We had been sharing coffee with another young officer when the call came out. He would back us.
Both Tony and his backup were newly married; neither had kids. My mind raced. While dealing with death was common, dealing with a grieving parent under these circumstances at the scene would produce a whole new set of issues. Neither of the assigned cops had children of their own and therefore couldn't fully empathize with the mother's shattered life.
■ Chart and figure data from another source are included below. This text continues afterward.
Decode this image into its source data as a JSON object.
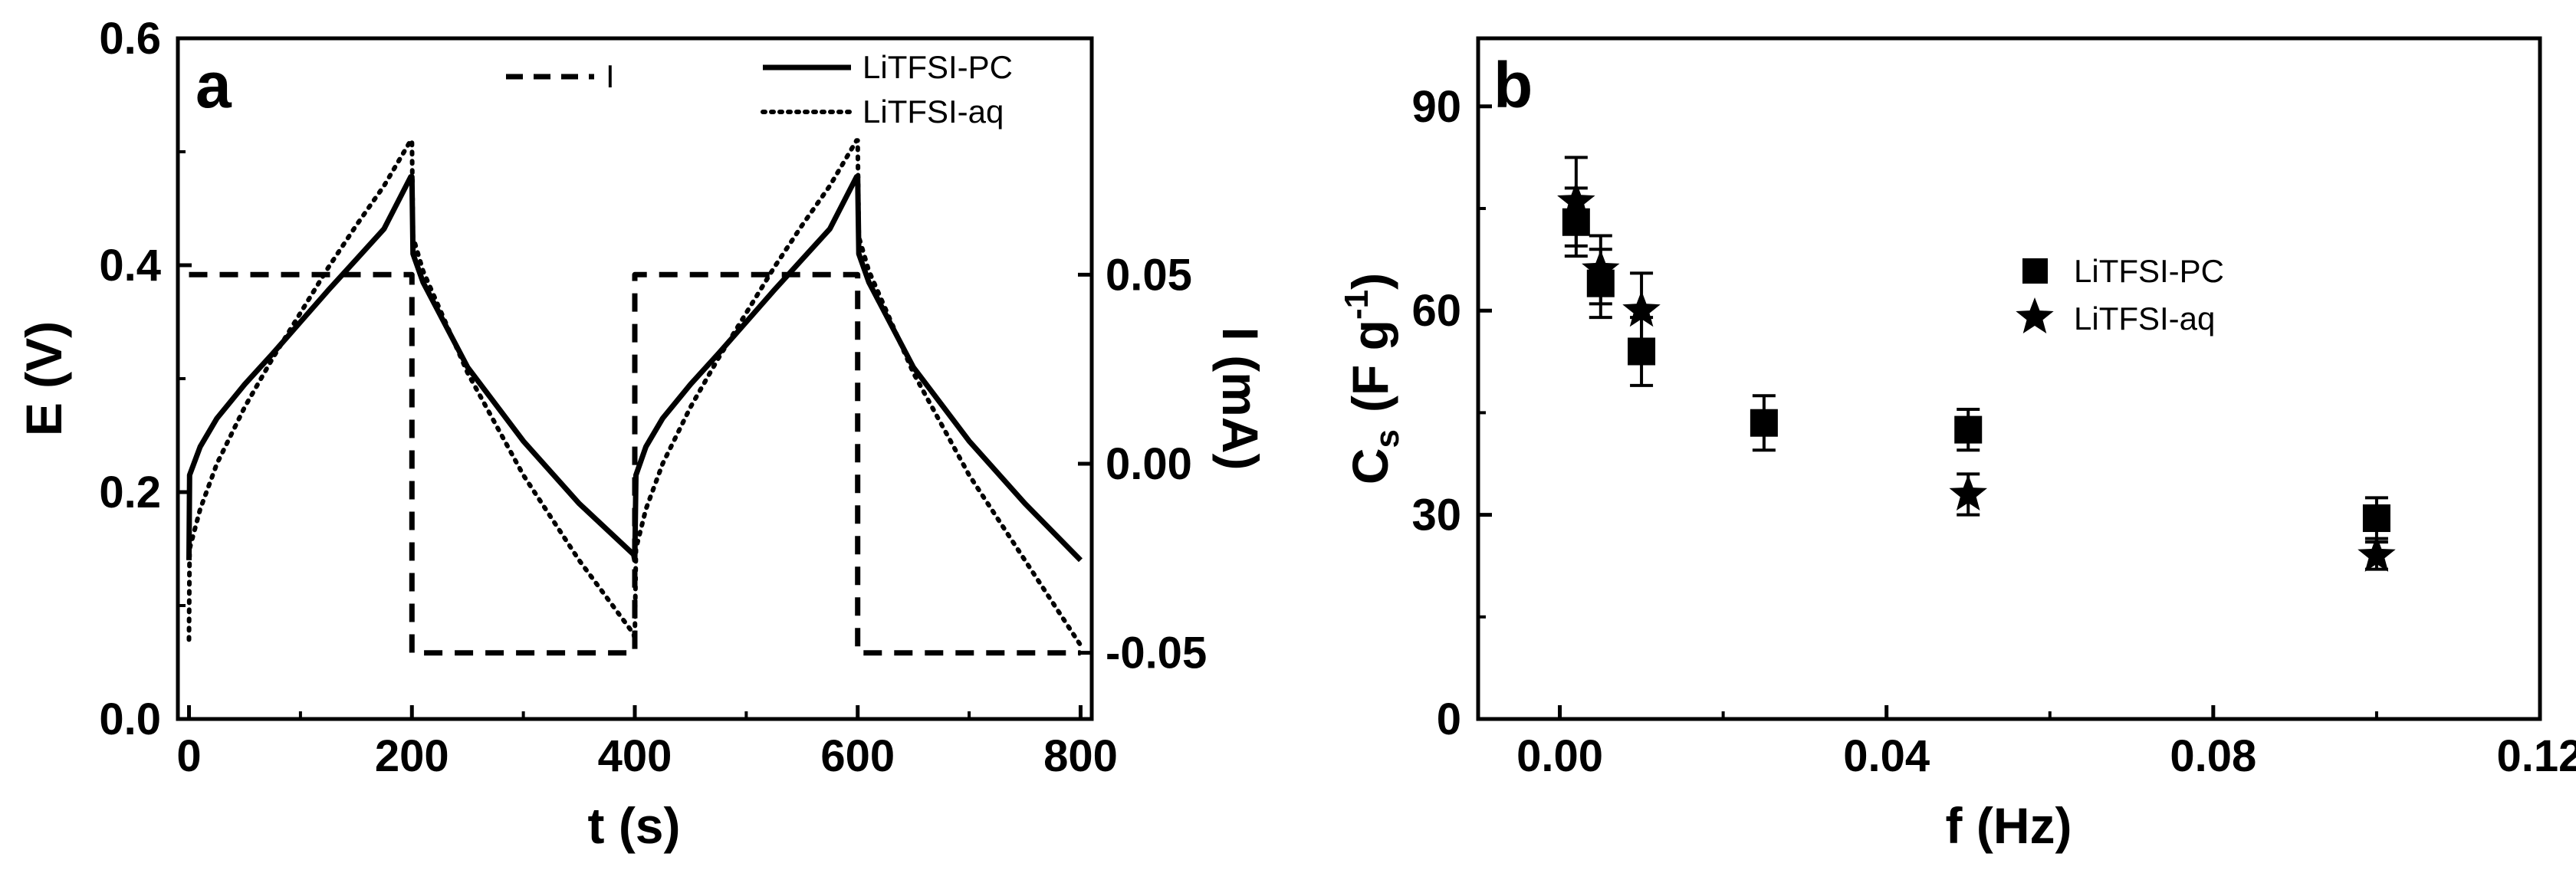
{
  "colors": {
    "ink": "#000000",
    "background": "#ffffff"
  },
  "chart_data": [
    {
      "panel": "a",
      "type": "line",
      "xlabel": "t (s)",
      "ylabel": "E (V)",
      "y2label": "I (mA)",
      "xlim": [
        -10,
        810
      ],
      "ylim": [
        0,
        0.6
      ],
      "y2lim": [
        -0.0675,
        0.1125
      ],
      "xticks": [
        0,
        200,
        400,
        600,
        800
      ],
      "yticks": [
        0.0,
        0.2,
        0.4,
        0.6
      ],
      "y2ticks": [
        -0.05,
        0.0,
        0.05
      ],
      "xtick_labels": [
        "0",
        "200",
        "400",
        "600",
        "800"
      ],
      "ytick_labels": [
        "0.0",
        "0.2",
        "0.4",
        "0.6"
      ],
      "y2tick_labels": [
        "-0.05",
        "0.00",
        "0.05"
      ],
      "legend": {
        "placement": "top",
        "entries": [
          "I",
          "LiTFSI-PC",
          "LiTFSI-aq"
        ]
      },
      "series": [
        {
          "name": "LiTFSI-PC",
          "axis": "left",
          "style": "solid",
          "x": [
            0,
            0.5,
            10,
            25,
            50,
            75,
            100,
            125,
            150,
            175,
            199,
            200,
            201,
            210,
            250,
            300,
            350,
            399,
            400,
            401,
            410,
            425,
            450,
            475,
            500,
            525,
            550,
            575,
            599,
            600,
            601,
            610,
            650,
            700,
            750,
            800
          ],
          "y": [
            0.14,
            0.215,
            0.24,
            0.265,
            0.295,
            0.322,
            0.35,
            0.378,
            0.405,
            0.432,
            0.478,
            0.478,
            0.41,
            0.385,
            0.31,
            0.245,
            0.19,
            0.145,
            0.14,
            0.215,
            0.24,
            0.265,
            0.295,
            0.322,
            0.35,
            0.378,
            0.405,
            0.432,
            0.478,
            0.478,
            0.41,
            0.385,
            0.31,
            0.245,
            0.19,
            0.14
          ]
        },
        {
          "name": "LiTFSI-aq",
          "axis": "left",
          "style": "dotted",
          "x": [
            0,
            0.5,
            10,
            25,
            50,
            75,
            100,
            125,
            150,
            175,
            199,
            200,
            201,
            210,
            250,
            300,
            350,
            399,
            400,
            401,
            410,
            425,
            450,
            475,
            500,
            525,
            550,
            575,
            599,
            600,
            601,
            610,
            650,
            700,
            750,
            800
          ],
          "y": [
            0.07,
            0.15,
            0.185,
            0.225,
            0.275,
            0.318,
            0.358,
            0.398,
            0.435,
            0.47,
            0.51,
            0.51,
            0.425,
            0.395,
            0.305,
            0.215,
            0.14,
            0.075,
            0.07,
            0.15,
            0.185,
            0.225,
            0.275,
            0.318,
            0.358,
            0.398,
            0.435,
            0.47,
            0.51,
            0.51,
            0.425,
            0.395,
            0.305,
            0.215,
            0.14,
            0.065
          ]
        },
        {
          "name": "I",
          "axis": "right",
          "style": "dashed",
          "x": [
            0,
            200,
            200,
            400,
            400,
            600,
            600,
            800
          ],
          "y": [
            0.05,
            0.05,
            -0.05,
            -0.05,
            0.05,
            0.05,
            -0.05,
            -0.05
          ]
        }
      ]
    },
    {
      "panel": "b",
      "type": "scatter",
      "xlabel": "f (Hz)",
      "ylabel": "C_s (F g^-1)",
      "xlim": [
        -0.01,
        0.12
      ],
      "ylim": [
        0,
        100
      ],
      "xticks": [
        0.0,
        0.04,
        0.08,
        0.12
      ],
      "yticks": [
        0,
        30,
        60,
        90
      ],
      "xtick_labels": [
        "0.00",
        "0.04",
        "0.08",
        "0.12"
      ],
      "ytick_labels": [
        "0",
        "30",
        "60",
        "90"
      ],
      "legend": {
        "placement": "right",
        "entries": [
          "LiTFSI-PC",
          "LiTFSI-aq"
        ]
      },
      "series": [
        {
          "name": "LiTFSI-PC",
          "marker": "square",
          "x": [
            0.002,
            0.005,
            0.01,
            0.025,
            0.05,
            0.1
          ],
          "y": [
            73,
            64,
            54,
            43.5,
            42.5,
            29.5
          ],
          "err": [
            5,
            5,
            5,
            4,
            3,
            3
          ]
        },
        {
          "name": "LiTFSI-aq",
          "marker": "star",
          "x": [
            0.002,
            0.005,
            0.01,
            0.05,
            0.1
          ],
          "y": [
            76,
            66,
            60,
            33,
            24
          ],
          "err": [
            6.5,
            5,
            5.5,
            3,
            2
          ]
        }
      ]
    }
  ],
  "text": {
    "a_panel_label": "a",
    "a_xlabel": "t (s)",
    "a_ylabel": "E (V)",
    "a_y2label": "I (mA)",
    "a_legend_i": "I",
    "a_legend_pc": "LiTFSI-PC",
    "a_legend_aq": "LiTFSI-aq",
    "b_panel_label": "b",
    "b_xlabel": "f (Hz)",
    "b_ylabel_main": "C",
    "b_ylabel_sub": "s",
    "b_ylabel_unit": "(F g",
    "b_ylabel_sup": "-1",
    "b_ylabel_close": ")",
    "b_legend_pc": "LiTFSI-PC",
    "b_legend_aq": "LiTFSI-aq"
  }
}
In the course of my police training work, I am frequently on ride alongs. Although I am a certified officer, I respect the "line." I am there to help in any way that I am asked. Yet, I am careful not to cross into territory reserved only for officers of the host agency.
Upon arriving, we found the decedent on the living room couch. The girlfriend was in a bedroom. The mother was bent over her deceased son, sobbing uncontrollably. The two officers took quick control. Mom was gently moved to a chair in the dining area where she answered my partner's questions.
About that time, Sgt. Don showed up. He was a pleasant man. After a short chat with Tony, the sergeant began the needed phone calls: the DB, the evidence technician, the medical examiner, etc. Each of the many perfunctory tasks was handled smoothly and seamlessly.
For my part, I sat with Mom. I listened to her. I tried to console her, knowing all the while that she was suffering the worst pain that a human being can endure. I kept her with me as she frequently wanted to go to hold her son. It was imperative that the scene and evidence not be contaminated.
When the E.T. arrived, I took Mom into a bedroom, explaining that it would do her no good to watch the process.
The sergeant seemed to act as though he was a servant to the two young officers. He made phone calls. He kept dispatch informed. When we needed to reach the man’s regular doctor, the sergeant and I took on that task in order to speed the process.
Interviews were conducted. Pictures were taken. Questions were asked and answered. Prescription medications were gathered and catalogued. The M.E. cleared the death as being natural. It was then time to wait for the funeral director to arrive to transport the body.
The sergeant said that he, the backup officer and I would hold the scene while we waited. Tony could retire to his patrol car to start writing the report.
It was then that I got to know Sgt. Don and why his officers value his leadership so much. Don told me that at 1600 hrs, when the call came out, he was in his POV with the key in the ignition. He had plans with his family for that Saturday evening and he wanted very badly to be with them.
Sgt. Don also knew that the next supervisor to come on duty would not arrive for an hour at 1700. Don made the decision that he would not leave his men in that kind of a situation. So, he went back into the station, got his patrol car and headed to the scene.
We didn't clear the scene that night until about 1900 hours. Sgt. Don was disappointed at the loss of his personal time with his family so close to Christmas. But, to Sgt. Don, those grunts (like me) are his family, too.
LEADING & LOVING
It a recent article titled, Loyalty & Love, I defined love: it is putting the needs of someone else ahead of your own.
We love each other so deeply that each of us would give our own life to save the life of a brother. But, do we love each other enough to do what Sgt. Don did that afternoon when he wanted to go home?